与现代城市的生活经验不同,游牧社会的生活经验中包含着一整套看待自然和生命的思维方式。受藏传佛教与泛灵信仰的影响,蒙古族与藏族的牧民们对于共同生活在草原上的其他动物的在场保有一种自觉。笔者在藏区时,听过不少当地人因为捕猎而带来厄运的故事;青海果洛的NGO年保玉则生态环保协会还整理过一份《藏区旅游不可不知的200事》,结合传统文化与藏传佛教总结了一系列旅行者在当地出行的注意事项,其中包括“不能从山腰或山顶滚落石头,以防伤害山上的小动物”,“夏天不能在草原上翻动石头,以防伤害到石头下的昆虫”等与动物生命有关的禁忌。英国人类学家Tim Ingold曾经在他的论著中,详细讨论了一种“原住民的自然观”:在这样的世界里,社会关系不只包含人类,也包含非人类;所有生命的经验都在世界上占有一席之地,不同的经验基于不同形式的生命体在自然中所处的位置,而人类只是众多生命形式中的一种;对比现代科学将自然视为一个独立于自我存在的客体,原住民从他们具体的生命经验出发理解周围的世界,他们对于自然的认知从自我的感觉与经验出发,延伸至周边环境。蒙藏地区的游牧社会的自然观与此相类似,人们从自身经验出发看向周围的世界,不同的生物通过彼此的生命经验相互勾连。
然而,随着城市化的扩张,传统游牧的生活经验正在不断萎缩。现代就像一个“巨大的无情的推土机”(Don Kulick语),传统的游牧生活被连根拔起,越来越多的牧民选择放弃草原上的生活,涌入城市,他们需要面对生活方式的剧烈转变和自我身份的迷失。而即使是留在草原上的人,传统生活的现实根基也在被迅速瓦解。随着定牧政策与生态移民政策的推行,草原的社会结构也发生了巨大的变化,在很多过去有游牧传统的地区,草场被分割为不同牧户私人所有。如今,采取流动畜牧的方式已经不再可能,牧民们在适应新的定牧生活中应接不暇。而对于很多蒙古族年轻人,即使是从小生活在草原上的“牧二代”,他们需要面对的是从小外出读书、适应现代的城市生活——成长的过程也是他们不断远离草原的过程。在现代世界的逼迫下,传统的游牧经验正在不可阻止地后退。
剪开脐带,作为一种答案?
没有人能为时代剧变中的人们找到出口。看着即将放弃游牧传统的哈萨克族牧民,李娟在《冬牧场》里写道:就算已经隐约看到了牧人和荒野的命运,已经隐隐有所了解了,仍张口结舌,着急又混乱。越是向大处摸索,却越是总为细小之物跌倒。更糟的是,越是想指出最残忍的一个事实,却越想转过身去,想谅解人心所向,尤其是想原谅我自己……我真是一点用都没有……真恨自己的懦弱。但同样的,我又宁可忍受这懦弱之苦……
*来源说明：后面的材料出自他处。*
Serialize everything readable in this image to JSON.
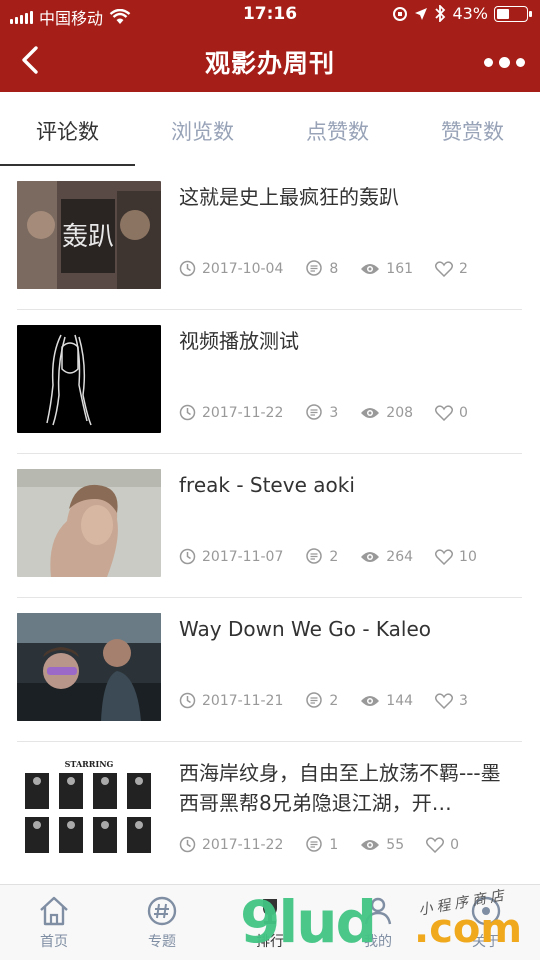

面对哈萨克牧民的命运,李娟不惮于暴露自己的“懦弱”,她诚恳的态度令人动容。试图回应传统与现代之间的选择是一个难解的问题。在过往以草原与游牧为题材的电影中,不同的创作者都在尝试给出自己的答案:早期,在谢晋导演的电影《黑骏马》里,草原作为一种包容城市所带来的离散与伤痛的原乡存在,电影表现为一种经典的传统叙事,并以女性的苦难与救赎为落点。此后,几位藏族导演异军突起:松太加的电影主要是从个人视角出发所展开的对于哲学与情感命题的追问,在这些故事里,草原与传统作为背景而存在,为故事提供了丰厚的土壤。而在另一位重要的藏族导演万玛才旦那里,传统与现代的对比则更加明显:他早期的电影呈现出一种内部观察者的视角,在故事里,传统像是一潭刚被现代世界搅动的清水,传统与现代的对立初露端倪。而到了他后来的电影,视角不似早期作品那样灵动,却以更深的关照介入复杂的现实中。在这些作品里,传统和现代的对立被逐渐激化:《老狗》的故事,以一种自*式的方式完成了一次对于现代的拒绝与反视;《塔洛》通过一个普通牧民在遭遇现代世界后的失落与自戕实现了一次出色的黑色隐喻;《气球》则由一个牧区的底层女性所面临的生育困境提出了对于传统固化的质疑。在这些作品里,传统与现代保持着一种持续的张力,为叙事提供了丰富的肌理。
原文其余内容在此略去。